Pemerintah Hong Kong pada Kamis (19/9/2019) menetapkan aturan dalam dialog terbuka antara pemimpin Carrie Lam dan publik, minggu depan. Mereka yang ingin berpartisipasi harus tertib dan dilarang keras membawa pengeras suara, bendera, atau payung. Diskusi di kota yang menjadi tempat protes selama lebih dari tiga bulan itu akan terbuka bagi 150 orang yang wajib mendaftar online.
“Sesi ini akan menjadi platform dialog terbuka yang bertujuan menjangkau publik dengan mengundang orang-orang dari semua lapisan masyarakat untuk mengekspresikan pandangan mereka kepada pemerintah, untuk memahami ketidakpuasan dalam masyarakat dan untuk mencari solusi,” demikian pernyataan pihak pemerintah.

Lam berjanji akan mengadakan pembicaraan untuk mencoba mengakhiri kekacauan di pusat keuangan Asia tersebut. “Untuk memastikan keselamatan orang lain, peserta harus berperilaku tertib. Peserta tidak boleh membawa barang apa pun yang mungkin mengganggu acara atau menyebabkan gangguan, ketidaknyamanan dan bahaya bagi orang lain.”
Barang-barang yang dimaksud adalah pengeras suara, payung, peralatan defensif (seperti respirator topeng dan helm), bendera, spanduk, pamflet, plastik, gelas, botol atau wadah logam, minuman dalam botol atau kaleng, dan lain-lain.
Para pengunjuk rasa, banyak dari mereka bertopeng dan menggunakan payung – untuk berlindung dan mempertahankan diri mereka dari siraman meriam air – telah menyebabkan malapetaka di sekitar kota dalam beberapa pekan terakhir. Mereka melemparkan bom bensin ke polisi, menyerbu Dewan Legislatif, menghancurkan stasiun kereta bawah tanah dan menyulut kebakaran di jalan-jalan. Polisi merespons dengan gas air mata, meriam air, dan peluru karet.

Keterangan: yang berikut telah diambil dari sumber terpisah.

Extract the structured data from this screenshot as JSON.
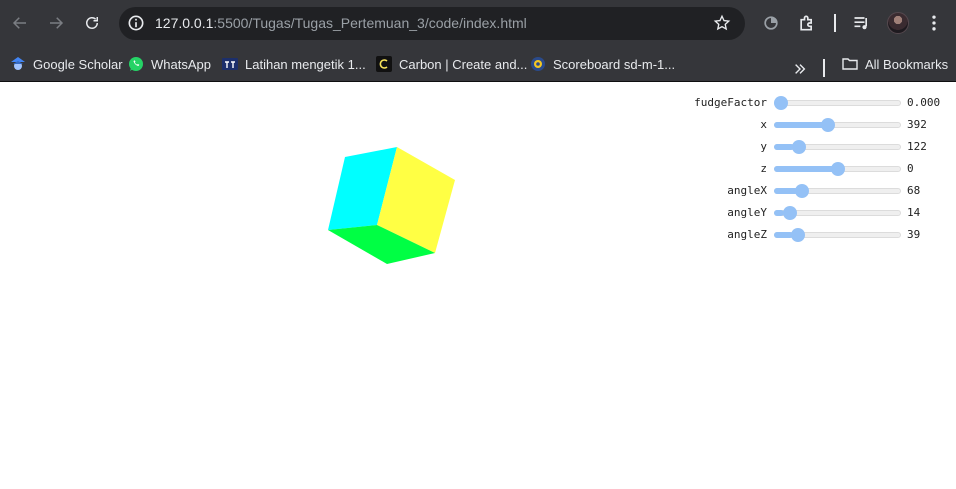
{
  "browser": {
    "url_host": "127.0.0.1",
    "url_rest": ":5500/Tugas/Tugas_Pertemuan_3/code/index.html",
    "icons": {
      "back": "arrow-left-icon",
      "forward": "arrow-right-icon",
      "reload": "reload-icon",
      "site_info": "info-icon",
      "bookmark_star": "star-icon",
      "extensions": "puzzle-icon",
      "media": "media-queue-icon",
      "menu": "more-vert-icon"
    }
  },
  "bookmarks": {
    "items": [
      {
        "label": "Google Scholar",
        "icon": "google-scholar-icon"
      },
      {
        "label": "WhatsApp",
        "icon": "whatsapp-icon"
      },
      {
        "label": "Latihan mengetik 1...",
        "icon": "typing-icon"
      },
      {
        "label": "Carbon | Create and...",
        "icon": "carbon-icon"
      },
      {
        "label": "Scoreboard sd-m-1...",
        "icon": "scoreboard-icon"
      }
    ],
    "all_bookmarks_label": "All Bookmarks"
  },
  "scene": {
    "cube_face_colors": {
      "left": "#00ffff",
      "right": "#ffff44",
      "bottom": "#00ff44"
    }
  },
  "controls": [
    {
      "label": "fudgeFactor",
      "value": "0.000",
      "level": 0.0
    },
    {
      "label": "x",
      "value": "392",
      "level": 0.42
    },
    {
      "label": "y",
      "value": "122",
      "level": 0.16
    },
    {
      "label": "z",
      "value": "0",
      "level": 0.5
    },
    {
      "label": "angleX",
      "value": "68",
      "level": 0.19
    },
    {
      "label": "angleY",
      "value": "14",
      "level": 0.08
    },
    {
      "label": "angleZ",
      "value": "39",
      "level": 0.15
    }
  ],
  "colors": {
    "toolbar_bg": "#35363a",
    "omnibox_bg": "#202124",
    "slider_accent": "#94c1f6"
  }
}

Amnesty International menuduh polisi Hong Kong pada Jumat (20/9/2019) melakukan penyiksaan dan pelanggaran lainnya dalam menangani lebih dari tiga bulan protes. Namun, polisi mengatakan mereka bisa menghadapi kondisi meningkatnya aksi kekerasan.
Menanggapi laporan Amnesty International, polisi mengatakan mereka sangat menghormati “privasi, martabat, serta hak” pengunjuk rasa yang ditahan, membolehkan para tahanan yang terluka dibawa ke rumah sakit serta berkomunikasi dengan pengacara dan keluarga mereka. “Kekuatan yang digunakan oleh polisi selalu merupakan kekuatan seminimal mungkin untuk mencapai tujuan yang sah,” kata polisi dalam pernyataan yang dikirim melalui surel.
Hong Kong, bekas koloni Inggris, kembali ke Cina pada tahun 1997 di bawah formula “satu negara, dua sistem”, yaitu memiliki kebebasan yang tidak dapat dinikmati di Cina daratan, termasuk hak berkumpul dan peradilan yang independen. Para pengunjuk rasa marah melihat campur tangan Beijing, meskipun ada janji otonomi dan protes telah meluas ke seruan untuk hak pilih universal.
Cina mengatakan pihaknya berkomitmen pada “satu negara, dua sistem” dan menyangkal telah ikut campur. Mereka menuduh kekuatan asinglah yang mengobarkan kerusuhan.
Sementara itu, pemerintah Hong Kong menyatakan bahwa pameran kembang api raksasa di pelabuhan dalam rangka perayaan Hari Nasional Cina pada 1 Oktober mendatang dibatalkan “mengingat situasi terkini dan memperhatikan keselamatan publik”. Klub Joki Hong Kong juga membatalkan acara balapan rutin mereka setelah pengunjuk rasa mengatakan mereka akan menargetkan arena pacuan kuda Happy Valley yang salah seekor kudanya merupakan milik anggota parlemen pro-Cina dijadwalkan untuk turun balapan.

Happy Valley, yang terletak di perbukitan pulau Hong Kong, adalah kawasan perumahan kelas atas yang padat penduduk di sebelah distrik perbelanjaan Causeway Bay. Lintasan pacuan kuda ini sudah ada di sana sejak masa pemerintahan kolonial Inggris dimulai, yaitu pada pertengahan 1800-an.
Anggota parlemen Junius Ho, yang telah mengambil garis tegas pada para pengunjuk rasa dengan menyebut mereka “preman berpakaian hitam” mengatakan, “Banyak orang menyesali pengambilan keputusan tersebut dan khawatir tentang dampak negatif yang terbawa ke arena balap kuda Hong Kong serta Hong Kong sebagai kota internasional.